Marconi Friday stunned the market by announcing that it has been forced to drop a planned refinancing deal with its banks at the last minute because of a further slump in demand for its telecoms equipment products.
The company, once a leading high-tech manufacturer, now faces a wholesale financial restructuring which will leave shareholders virtually penniless. Marconi shares halved on the news, leaving the business, once worth more than US$43 billion, valued at a paltry US$400 million.
Marconi Friday warned that market conditions have continued to deteriorate this year and uncertainty is likely to continue beyond March 2003. It added that it will make a loss for the first three months of this year, disappointing analysts who had hoped to see the first signs of recovery.
As a result of this continued slump in demand it said it had been forced to drop plans for a new overdraft facility, opting instead for a complete change in its financial structure.
Marconi has been in talks with the banks that control its credit facilities since warning on profits for the first time last July.
Since then it has warned a further three times, cut more than 13,000 jobs, sold off virtually all its non-core businesses, written off billions of pounds from the value of companies it bought in the US during the dot.com boom and gone through a wholesale management reshuffle.
One of the company's advisers said last night that "a rights issue now would be madness," so it intends instead to swap its US$3.1 billion bank debt and US$2.6 billion of corporate bonds for equity in the company, giving its banks virtual control and leaving shareholders seriously out of pocket.
David Nugent, an analyst at Altium Capital, summed up the news as "game over" for shareholders.
A debt for equity swap is likely to lead to a bid for Marconi, whose core telecoms equipment business could be worth over US$1.5 billion if freed from its massive debts. Investment banking sources said last night that several firms are already considering making a play for Marconi if it manages to drag itself out of its financial hole.

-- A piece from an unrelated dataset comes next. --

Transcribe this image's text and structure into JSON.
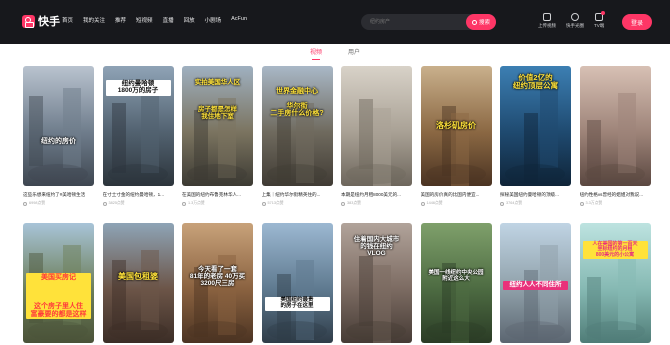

Marconi remained in talks with its bankers last night, trying to thrash out its new capital structure. As a first step its banking consortium has cut off a US$2.7 billion credit facility which was set up last May and has never been touched. The banks have also stopped it using the remaining US$855 million it could borrow under its current overdraft facility and placed the US$3.1 billion it has already borrowed "on demand."
One of Marconi's advisers said: "The banks wanted some degree of security and protection -- it would obviously not be in their interests to call on them to repay that US$3.1 billion as it would push them over the edge."
But the adviser stressed that with about US$1.7 billion of cash after its six-month disposal programme, Marconi has sufficient funds to meet its day to day running costs for another year.
Union leaders last night called on the government to step in and broker a deal. Amicus general Secretary Roger Lyons said: "We have grave concerns for the future of the company."